“Vattene via da qui, donna! Nella mia compagnia non c’è posto per gente come te!” urlò duramente il capitano a un giovane soldato, ma non riusciva nemmeno a immaginare chi gli stesse di fronte.
La caserma puzzava di un soffocante miscuglio di umidità, sudore e fumo vecchio. Uno spesso strato di polvere ricopriva il pavimento, le cuccette arrugginite scricchiolavano a ogni movimento e i soldati sedevano in un angolo come ombre perdute. Le loro uniformi erano strappate, gli stivali strappati e i loro volti portavano i segni della stanchezza e dell’indifferenza.
Non appena Anna varcò la soglia, sentì la rabbia ribollire dentro di sé. Si aspettava di vedere forti e orgogliosi difensori della patria, e invece trovò uomini ridotti in povertà e disperazione.

Si avvicinò con passo deciso al capitano.
— “Perché i vostri soldati vivono in queste condizioni?” chiese bruscamente. “Dove sono le uniformi, il cibo decente? Perché questa caserma sembra un porcile?”
Il capitano aggrottò la fronte e, rendendosi conto che davanti a lui c’era solo una ragazza indifesa, sorrise beffardamente:
— “E chi sei tu per fare domande? Non hai paura di perdere il lavoro?”
— “Non ho paura”, rispose Anna con fermezza. “Mi disgusta dover indossare stivali rotti e mangiare cibo che ci si vergognerebbe di dare persino ai maiali. Questo riguarda me e i miei compagni. Siamo venuti qui per servire, non per sopravvivere.”
Il capitano fece improvvisamente un passo avanti, la afferrò per il colletto e ringhiò con rabbia:
— “Vattene via da qui, donna! Nella mia compagnia non c’è posto per gente come te!”
Ma il capitano non poteva nemmeno immaginare che davanti a lui non ci fosse una ragazza qualunque… Continua nel primo commento

Anna lo guardò dritto negli occhi con calma e disse:
— “Ti sbagli. Sono venuto qui proprio per te.”
Il capitano sbatté le palpebre, confuso.
— “Cosa? Chi sei tu per parlare in questo modo a un superiore?”
Tirò fuori un documento d’identità e glielo tenne proprio sotto il naso.
— “Tenente delle Indagini Interne. Sono state presentate numerose denunce contro di lei. I suoi soldati muoiono di fame e indossano stracci perché i soldi stanziati per l’unità finiscono nelle sue tasche. Lei è un ladro e un traditore.”
— «Non hai prove», mormorò il capitano, ma la sua voce tremava.
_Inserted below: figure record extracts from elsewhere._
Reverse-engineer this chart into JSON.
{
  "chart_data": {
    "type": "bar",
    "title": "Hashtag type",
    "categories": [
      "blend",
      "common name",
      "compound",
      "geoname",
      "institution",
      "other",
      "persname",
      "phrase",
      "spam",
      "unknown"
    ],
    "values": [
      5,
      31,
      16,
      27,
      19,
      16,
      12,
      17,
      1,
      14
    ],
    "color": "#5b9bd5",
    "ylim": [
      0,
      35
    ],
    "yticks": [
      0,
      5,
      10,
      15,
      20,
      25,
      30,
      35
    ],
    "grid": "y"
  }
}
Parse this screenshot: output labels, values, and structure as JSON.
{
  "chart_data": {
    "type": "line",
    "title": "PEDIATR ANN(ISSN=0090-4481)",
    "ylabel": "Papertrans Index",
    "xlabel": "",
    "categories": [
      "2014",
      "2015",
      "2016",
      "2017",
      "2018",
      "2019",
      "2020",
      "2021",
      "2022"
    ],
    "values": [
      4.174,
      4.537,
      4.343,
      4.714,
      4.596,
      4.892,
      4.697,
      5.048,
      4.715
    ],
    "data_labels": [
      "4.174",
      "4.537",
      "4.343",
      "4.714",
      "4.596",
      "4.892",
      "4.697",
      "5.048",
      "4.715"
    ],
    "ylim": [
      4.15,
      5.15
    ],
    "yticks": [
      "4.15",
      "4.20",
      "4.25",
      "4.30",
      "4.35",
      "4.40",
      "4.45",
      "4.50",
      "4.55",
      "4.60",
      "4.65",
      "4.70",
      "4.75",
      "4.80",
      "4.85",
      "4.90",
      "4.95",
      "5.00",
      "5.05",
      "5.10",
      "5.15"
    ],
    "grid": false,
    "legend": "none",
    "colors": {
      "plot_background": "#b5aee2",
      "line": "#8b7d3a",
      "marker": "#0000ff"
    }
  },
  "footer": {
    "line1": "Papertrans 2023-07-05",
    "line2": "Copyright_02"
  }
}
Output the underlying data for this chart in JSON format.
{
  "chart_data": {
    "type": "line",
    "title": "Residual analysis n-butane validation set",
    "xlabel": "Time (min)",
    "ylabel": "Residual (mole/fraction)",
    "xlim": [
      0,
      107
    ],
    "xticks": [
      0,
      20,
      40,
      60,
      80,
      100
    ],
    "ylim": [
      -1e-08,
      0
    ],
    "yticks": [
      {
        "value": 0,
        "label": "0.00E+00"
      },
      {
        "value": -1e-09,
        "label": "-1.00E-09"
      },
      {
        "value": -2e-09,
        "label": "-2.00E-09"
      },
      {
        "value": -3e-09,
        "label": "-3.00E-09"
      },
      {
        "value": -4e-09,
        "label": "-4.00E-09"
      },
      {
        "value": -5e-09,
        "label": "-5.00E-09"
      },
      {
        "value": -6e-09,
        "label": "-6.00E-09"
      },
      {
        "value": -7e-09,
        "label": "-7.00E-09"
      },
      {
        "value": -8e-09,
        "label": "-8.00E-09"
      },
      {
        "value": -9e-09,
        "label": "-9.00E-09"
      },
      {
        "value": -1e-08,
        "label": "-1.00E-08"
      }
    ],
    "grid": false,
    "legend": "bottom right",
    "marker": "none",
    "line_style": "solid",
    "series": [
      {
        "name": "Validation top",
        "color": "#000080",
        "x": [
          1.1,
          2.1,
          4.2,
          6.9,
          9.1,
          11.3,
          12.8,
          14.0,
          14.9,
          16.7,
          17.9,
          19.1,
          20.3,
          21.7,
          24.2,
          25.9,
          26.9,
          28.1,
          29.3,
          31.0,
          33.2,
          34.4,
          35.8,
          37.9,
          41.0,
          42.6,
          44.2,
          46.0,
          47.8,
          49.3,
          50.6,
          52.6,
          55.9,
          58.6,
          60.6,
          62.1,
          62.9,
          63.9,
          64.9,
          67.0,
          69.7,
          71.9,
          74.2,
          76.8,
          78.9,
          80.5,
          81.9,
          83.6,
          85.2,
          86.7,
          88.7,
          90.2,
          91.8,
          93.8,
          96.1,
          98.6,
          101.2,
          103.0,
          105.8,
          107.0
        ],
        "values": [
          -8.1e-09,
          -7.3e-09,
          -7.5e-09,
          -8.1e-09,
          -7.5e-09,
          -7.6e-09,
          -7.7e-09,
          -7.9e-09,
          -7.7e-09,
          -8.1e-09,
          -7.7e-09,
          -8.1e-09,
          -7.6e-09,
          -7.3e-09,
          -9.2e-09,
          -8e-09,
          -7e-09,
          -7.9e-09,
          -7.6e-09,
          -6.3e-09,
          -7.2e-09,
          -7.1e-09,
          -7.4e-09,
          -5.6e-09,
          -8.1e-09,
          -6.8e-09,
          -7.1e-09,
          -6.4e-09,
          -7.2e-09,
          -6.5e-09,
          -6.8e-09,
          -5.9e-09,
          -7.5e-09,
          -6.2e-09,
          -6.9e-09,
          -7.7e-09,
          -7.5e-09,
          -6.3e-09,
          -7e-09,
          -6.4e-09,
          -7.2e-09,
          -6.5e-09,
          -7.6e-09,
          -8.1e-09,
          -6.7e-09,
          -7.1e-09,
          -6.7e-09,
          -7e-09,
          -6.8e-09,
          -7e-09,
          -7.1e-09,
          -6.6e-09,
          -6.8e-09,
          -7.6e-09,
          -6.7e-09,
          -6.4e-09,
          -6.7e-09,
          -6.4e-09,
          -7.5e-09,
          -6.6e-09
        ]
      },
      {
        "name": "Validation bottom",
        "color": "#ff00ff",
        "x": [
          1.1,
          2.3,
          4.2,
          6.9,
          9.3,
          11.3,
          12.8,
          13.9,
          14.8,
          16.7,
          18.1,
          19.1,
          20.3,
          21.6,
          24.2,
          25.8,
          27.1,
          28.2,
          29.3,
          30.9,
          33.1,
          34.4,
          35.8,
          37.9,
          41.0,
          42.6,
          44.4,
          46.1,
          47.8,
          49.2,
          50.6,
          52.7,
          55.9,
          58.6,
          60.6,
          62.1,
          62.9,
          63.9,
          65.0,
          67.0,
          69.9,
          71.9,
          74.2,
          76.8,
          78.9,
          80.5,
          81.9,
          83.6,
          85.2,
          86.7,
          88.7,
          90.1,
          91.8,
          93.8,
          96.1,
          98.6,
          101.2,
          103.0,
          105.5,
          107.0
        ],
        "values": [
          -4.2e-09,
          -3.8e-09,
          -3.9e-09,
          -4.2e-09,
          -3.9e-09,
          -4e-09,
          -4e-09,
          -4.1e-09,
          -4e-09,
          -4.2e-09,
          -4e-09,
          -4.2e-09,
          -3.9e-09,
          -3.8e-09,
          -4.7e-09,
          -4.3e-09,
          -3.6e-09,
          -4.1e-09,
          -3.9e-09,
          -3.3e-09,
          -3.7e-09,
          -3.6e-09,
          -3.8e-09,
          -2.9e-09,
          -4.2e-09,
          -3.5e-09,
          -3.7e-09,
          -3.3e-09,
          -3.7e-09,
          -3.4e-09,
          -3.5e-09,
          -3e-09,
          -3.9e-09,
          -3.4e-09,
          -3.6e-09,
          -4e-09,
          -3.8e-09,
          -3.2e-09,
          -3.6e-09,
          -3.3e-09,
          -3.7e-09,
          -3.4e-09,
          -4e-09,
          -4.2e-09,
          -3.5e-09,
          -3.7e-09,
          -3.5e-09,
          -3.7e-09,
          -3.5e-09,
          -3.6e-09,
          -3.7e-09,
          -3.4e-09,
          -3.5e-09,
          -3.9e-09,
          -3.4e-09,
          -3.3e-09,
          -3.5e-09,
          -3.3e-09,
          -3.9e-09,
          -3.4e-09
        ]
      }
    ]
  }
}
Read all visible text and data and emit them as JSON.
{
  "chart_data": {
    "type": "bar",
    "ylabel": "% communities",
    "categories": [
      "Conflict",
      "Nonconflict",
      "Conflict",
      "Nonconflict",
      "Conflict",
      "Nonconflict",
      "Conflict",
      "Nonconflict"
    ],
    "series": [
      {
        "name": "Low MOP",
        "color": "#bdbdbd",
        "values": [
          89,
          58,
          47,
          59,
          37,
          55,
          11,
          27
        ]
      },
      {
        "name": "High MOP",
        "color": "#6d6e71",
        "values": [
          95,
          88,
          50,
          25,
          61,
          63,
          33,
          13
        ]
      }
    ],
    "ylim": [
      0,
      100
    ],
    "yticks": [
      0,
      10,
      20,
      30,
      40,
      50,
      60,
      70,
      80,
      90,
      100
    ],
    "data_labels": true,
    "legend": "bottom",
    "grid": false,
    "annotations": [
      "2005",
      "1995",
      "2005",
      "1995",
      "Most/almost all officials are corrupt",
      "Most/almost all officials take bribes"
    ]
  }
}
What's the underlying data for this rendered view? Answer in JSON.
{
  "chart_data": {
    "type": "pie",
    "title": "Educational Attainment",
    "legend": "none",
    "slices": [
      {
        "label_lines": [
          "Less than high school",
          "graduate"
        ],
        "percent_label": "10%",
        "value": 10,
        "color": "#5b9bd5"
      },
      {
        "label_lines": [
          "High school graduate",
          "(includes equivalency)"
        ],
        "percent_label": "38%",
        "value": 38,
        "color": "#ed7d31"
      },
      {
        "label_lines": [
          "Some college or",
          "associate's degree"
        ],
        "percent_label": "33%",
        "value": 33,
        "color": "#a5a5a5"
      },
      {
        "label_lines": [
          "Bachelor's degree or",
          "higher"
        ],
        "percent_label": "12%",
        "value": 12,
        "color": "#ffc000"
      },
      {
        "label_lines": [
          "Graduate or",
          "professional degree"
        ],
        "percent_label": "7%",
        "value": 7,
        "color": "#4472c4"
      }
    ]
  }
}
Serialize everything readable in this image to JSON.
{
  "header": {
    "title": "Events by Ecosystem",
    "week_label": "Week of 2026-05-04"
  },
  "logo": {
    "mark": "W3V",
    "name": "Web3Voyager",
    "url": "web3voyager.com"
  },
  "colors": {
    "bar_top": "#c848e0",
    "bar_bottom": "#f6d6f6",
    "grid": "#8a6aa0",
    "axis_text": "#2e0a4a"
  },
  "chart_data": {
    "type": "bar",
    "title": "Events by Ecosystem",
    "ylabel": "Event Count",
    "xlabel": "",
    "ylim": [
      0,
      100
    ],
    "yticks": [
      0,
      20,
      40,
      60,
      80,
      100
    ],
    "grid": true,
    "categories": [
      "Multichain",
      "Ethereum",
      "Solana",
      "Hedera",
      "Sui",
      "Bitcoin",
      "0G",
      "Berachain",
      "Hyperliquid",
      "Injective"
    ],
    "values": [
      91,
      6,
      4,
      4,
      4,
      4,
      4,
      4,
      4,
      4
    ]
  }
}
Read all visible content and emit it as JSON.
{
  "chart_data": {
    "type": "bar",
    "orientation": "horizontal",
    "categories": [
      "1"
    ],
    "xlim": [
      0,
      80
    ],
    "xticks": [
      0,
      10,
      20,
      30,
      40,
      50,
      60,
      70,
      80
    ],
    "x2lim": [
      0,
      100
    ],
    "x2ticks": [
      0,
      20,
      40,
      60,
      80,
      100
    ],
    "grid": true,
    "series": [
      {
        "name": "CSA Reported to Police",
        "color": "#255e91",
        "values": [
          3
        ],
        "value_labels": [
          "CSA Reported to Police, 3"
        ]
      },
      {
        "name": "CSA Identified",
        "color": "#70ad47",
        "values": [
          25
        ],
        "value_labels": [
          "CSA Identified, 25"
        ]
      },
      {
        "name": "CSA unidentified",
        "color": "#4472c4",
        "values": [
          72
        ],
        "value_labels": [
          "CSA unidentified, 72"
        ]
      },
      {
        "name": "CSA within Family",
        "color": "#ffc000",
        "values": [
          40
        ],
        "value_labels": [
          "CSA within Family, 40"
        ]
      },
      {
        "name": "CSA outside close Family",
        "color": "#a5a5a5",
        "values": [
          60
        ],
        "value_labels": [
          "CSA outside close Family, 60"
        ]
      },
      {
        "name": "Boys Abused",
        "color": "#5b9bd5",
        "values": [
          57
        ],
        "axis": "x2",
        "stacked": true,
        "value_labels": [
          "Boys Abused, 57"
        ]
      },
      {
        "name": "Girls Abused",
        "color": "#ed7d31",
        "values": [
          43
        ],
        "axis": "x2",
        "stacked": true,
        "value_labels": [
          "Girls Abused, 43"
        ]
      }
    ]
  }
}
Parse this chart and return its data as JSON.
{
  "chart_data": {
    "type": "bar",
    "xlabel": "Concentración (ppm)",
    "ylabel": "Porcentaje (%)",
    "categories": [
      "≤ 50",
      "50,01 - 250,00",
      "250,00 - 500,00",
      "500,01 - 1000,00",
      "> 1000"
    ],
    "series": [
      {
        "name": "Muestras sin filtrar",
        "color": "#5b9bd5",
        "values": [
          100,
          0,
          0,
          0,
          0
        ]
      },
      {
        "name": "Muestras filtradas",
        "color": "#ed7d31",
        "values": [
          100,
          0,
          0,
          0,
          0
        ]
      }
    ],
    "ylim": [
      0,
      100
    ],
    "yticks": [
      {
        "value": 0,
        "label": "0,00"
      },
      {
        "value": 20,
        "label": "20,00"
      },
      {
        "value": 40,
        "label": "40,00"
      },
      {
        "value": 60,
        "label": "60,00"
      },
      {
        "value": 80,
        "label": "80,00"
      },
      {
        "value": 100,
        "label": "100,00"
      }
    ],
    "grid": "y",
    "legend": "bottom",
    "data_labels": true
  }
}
— «Ti sbagli», rispose Anna freddamente. «Ho tutto: documenti, testimonianze, bonifici bancari. Tu non sei più un capitano.»
Con queste parole, gli strappò le mostrine dalle spalle. In quel momento, due poliziotti militari entrarono nella stanza. Il capitano cercò di liberarsi, ma lo afferrarono e gli ammanettarono i polsi.
I soldati, che erano rimasti seduti in silenzio in un angolo, si risvegliarono per la prima volta dopo tanto tempo. Una scintilla di speranza si accese nei loro occhi.
Anna si voltò verso di loro e disse con fermezza:
— “D’ora in poi avrai una nuova vita. Qui non c’è più posto per i traditori.”